Around the farm this week…
We’ll lead with the bad news. There will be no blackberries this year!
As this picture shows, most of the fruit bearing canes are dead – killed by the winter’s cold. Even those that leafed out this spring and looked healthy, are now turning yellow. The green growth at the base of each plant are new canes that will produce blackberries – next year. At first we were anticipating about a 25% crop, but now it appears there will be almost a total loss.
We’re trying something new here. A bed of vegetables was harvested, mowed down as short as possible and then covered. The warmth under the black ground cover will encourage weeds to germinate but without light they will quickly die. In several weeks we will remove the cover and replant into clean, weed free soil. That’s the plan anyway!
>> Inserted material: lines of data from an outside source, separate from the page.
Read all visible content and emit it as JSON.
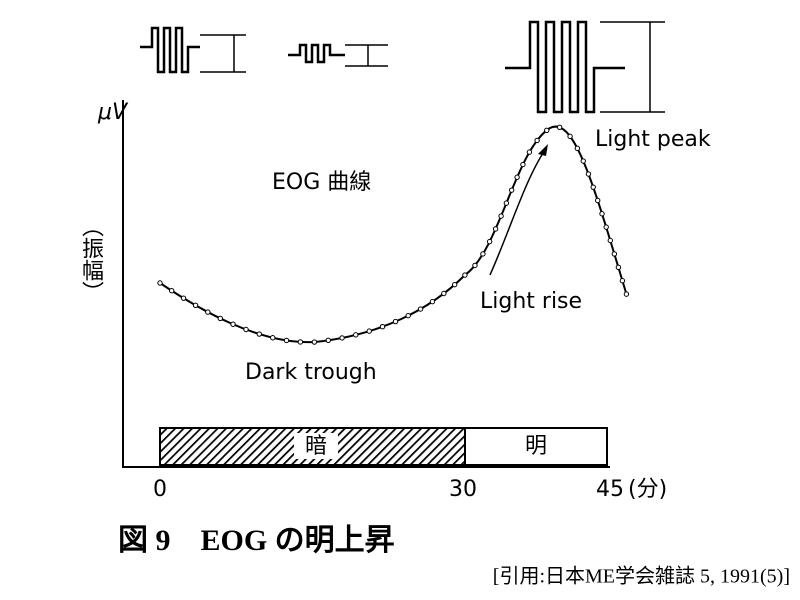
{
  "figure": {
    "y_axis_unit": "μV",
    "y_axis_label": "（振幅）",
    "curve_label": "EOG 曲線",
    "annotations": {
      "peak": "Light peak",
      "rise": "Light rise",
      "trough": "Dark trough"
    },
    "bar": {
      "dark": "暗",
      "light": "明"
    },
    "x_ticks": [
      "0",
      "30",
      "45"
    ],
    "x_unit": "(分)",
    "caption": "図 9　EOG の明上昇",
    "citation": "[引用:日本ME学会雑誌 5, 1991(5)]"
  }
}
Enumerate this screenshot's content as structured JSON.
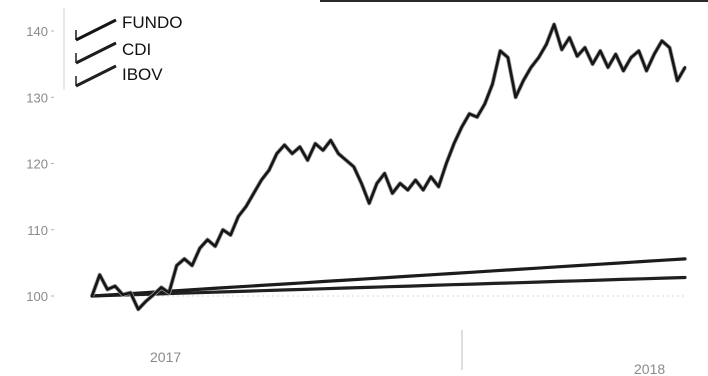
{
  "chart_data": {
    "type": "line",
    "ylim": [
      99,
      142
    ],
    "yticks": [
      100,
      110,
      120,
      130,
      140
    ],
    "x_labels": [
      "2017",
      "2018"
    ],
    "legend": {
      "position": "top-left"
    },
    "grid": false,
    "series": [
      {
        "name": "FUNDO",
        "color": "#151515",
        "values": [
          100,
          103.2,
          101,
          101.5,
          100.2,
          100.5,
          98,
          99.2,
          100.2,
          101.3,
          100.5,
          104.6,
          105.6,
          104.6,
          107.2,
          108.5,
          107.5,
          110,
          109.2,
          112,
          113.5,
          115.5,
          117.5,
          119,
          121.5,
          122.8,
          121.5,
          122.5,
          120.5,
          123,
          122,
          123.5,
          121.5,
          120.5,
          119.5,
          117,
          114,
          117,
          118.5,
          115.5,
          117,
          116,
          117.5,
          116,
          118,
          116.5,
          120,
          123,
          125.5,
          127.5,
          127,
          129,
          132,
          137,
          136,
          130,
          132.5,
          134.5,
          136,
          138,
          141,
          137.2,
          139,
          136.2,
          137.5,
          135,
          137,
          134.5,
          136.5,
          134,
          136,
          137,
          134,
          136.5,
          138.5,
          137.5,
          132.5,
          134.5
        ]
      },
      {
        "name": "CDI",
        "color": "#1c1c1c",
        "values": [
          100,
          100.2,
          100.4,
          100.6,
          100.8,
          101,
          101.2,
          101.4,
          101.6,
          101.8,
          102,
          102.2,
          102.4,
          102.6,
          102.8,
          103,
          103.2,
          103.4,
          103.6,
          103.8,
          104,
          104.2,
          104.4,
          104.6,
          104.8,
          105,
          105.2,
          105.4,
          105.6
        ]
      },
      {
        "name": "IBOV",
        "color": "#202020",
        "values": [
          100,
          100.1,
          100.2,
          100.3,
          100.4,
          100.5,
          100.6,
          100.7,
          100.8,
          100.9,
          101,
          101.1,
          101.2,
          101.3,
          101.4,
          101.5,
          101.6,
          101.7,
          101.8,
          101.9,
          102,
          102.1,
          102.2,
          102.3,
          102.4,
          102.5,
          102.6,
          102.7,
          102.8
        ]
      }
    ]
  }
}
The field where we grew a lot of our vegetables last year is resting this year. Earlier in spring I seeded it to oats & peas. This week I mowed it down for the first time. I left several strips uncut so the pollinators and various insects still have a place to be and a source of food as the peas and other “weeds” bloom & flower. The mown peas & oats will decompose, adding organic matter & nutrients to the soil.
As I mowed the air was full of barn swallows swooping and catching insects that were disturbed by my tractor & mower.